Kevin Rudd’s plan to alter the fringe benefits tax (FBT) has been heavily rejected by Gippsland car dealers and leasing businesses.

The Nationals Member for Gippsland Darren Chester said a number of business operators had already contacted his office to voice their concerns over the move.

Labor’s plan would see the removal of concessions on the personal use of salary-sacrificed or employer-provided cars. It is anticipated that 320,000 Australians will be affected.

Mr Chester said the automotive industry had estimated that 240,000 of those affected earn less than a $100,000 a year.

“This plan won’t hurt high income earners, it will hurt families on moderate incomes in Gippsland who are already dealing with increases in the cost of living,” Mr Chester said.

“The average cost to affected families of this decision is $1400 per year.
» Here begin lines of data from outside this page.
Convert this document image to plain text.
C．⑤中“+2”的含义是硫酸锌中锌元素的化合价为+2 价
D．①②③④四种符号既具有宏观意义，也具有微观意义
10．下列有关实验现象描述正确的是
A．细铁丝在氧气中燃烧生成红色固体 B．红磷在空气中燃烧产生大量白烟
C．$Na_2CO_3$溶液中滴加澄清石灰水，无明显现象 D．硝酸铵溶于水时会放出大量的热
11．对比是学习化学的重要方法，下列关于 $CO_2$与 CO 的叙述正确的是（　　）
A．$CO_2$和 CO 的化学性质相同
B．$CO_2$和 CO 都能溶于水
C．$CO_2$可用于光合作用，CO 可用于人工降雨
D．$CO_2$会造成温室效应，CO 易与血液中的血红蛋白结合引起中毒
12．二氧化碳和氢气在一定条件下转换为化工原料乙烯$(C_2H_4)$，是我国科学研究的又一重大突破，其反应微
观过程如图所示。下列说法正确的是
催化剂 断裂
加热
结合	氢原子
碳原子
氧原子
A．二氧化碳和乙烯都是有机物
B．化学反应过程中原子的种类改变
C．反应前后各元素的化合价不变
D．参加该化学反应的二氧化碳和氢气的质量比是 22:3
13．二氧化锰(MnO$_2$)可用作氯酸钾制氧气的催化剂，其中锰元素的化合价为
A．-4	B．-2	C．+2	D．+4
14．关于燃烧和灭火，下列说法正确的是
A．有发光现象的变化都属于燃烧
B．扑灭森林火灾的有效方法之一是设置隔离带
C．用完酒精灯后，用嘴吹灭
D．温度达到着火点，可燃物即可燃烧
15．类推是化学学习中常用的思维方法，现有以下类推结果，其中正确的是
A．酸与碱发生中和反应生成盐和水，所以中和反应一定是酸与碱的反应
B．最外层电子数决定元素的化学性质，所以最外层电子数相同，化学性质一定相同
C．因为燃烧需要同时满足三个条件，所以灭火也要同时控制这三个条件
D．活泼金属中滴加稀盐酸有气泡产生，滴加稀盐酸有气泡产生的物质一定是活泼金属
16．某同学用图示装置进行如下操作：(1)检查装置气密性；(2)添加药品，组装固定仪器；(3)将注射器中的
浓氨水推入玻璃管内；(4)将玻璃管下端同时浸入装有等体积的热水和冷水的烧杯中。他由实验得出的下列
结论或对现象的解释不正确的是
“For all businesses who decide to maintain a car fleet the plan also means more red tape and further costs to the bottom line.

“The Coalition does not support this decision and if elected, we will not proceed with these changes.”

Mr Chester said 35 per cent of all salary packaged vehicles were made by local manufacturers Toyota, Ford and Holden.

“These changes are an unnecessary and unexpected shock to the industry which will put jobs and the economy at risk,” Mr Chester said.

“Kevin Rudd made this damaging decision without any consultation.

“Since the announcement of these changes, the Coalition has been consulting with the car industry, leasing and tax experts as well as small business.

“We have deep reservations about the way this was implemented and about the amount of money being raised out of everyday Australians.”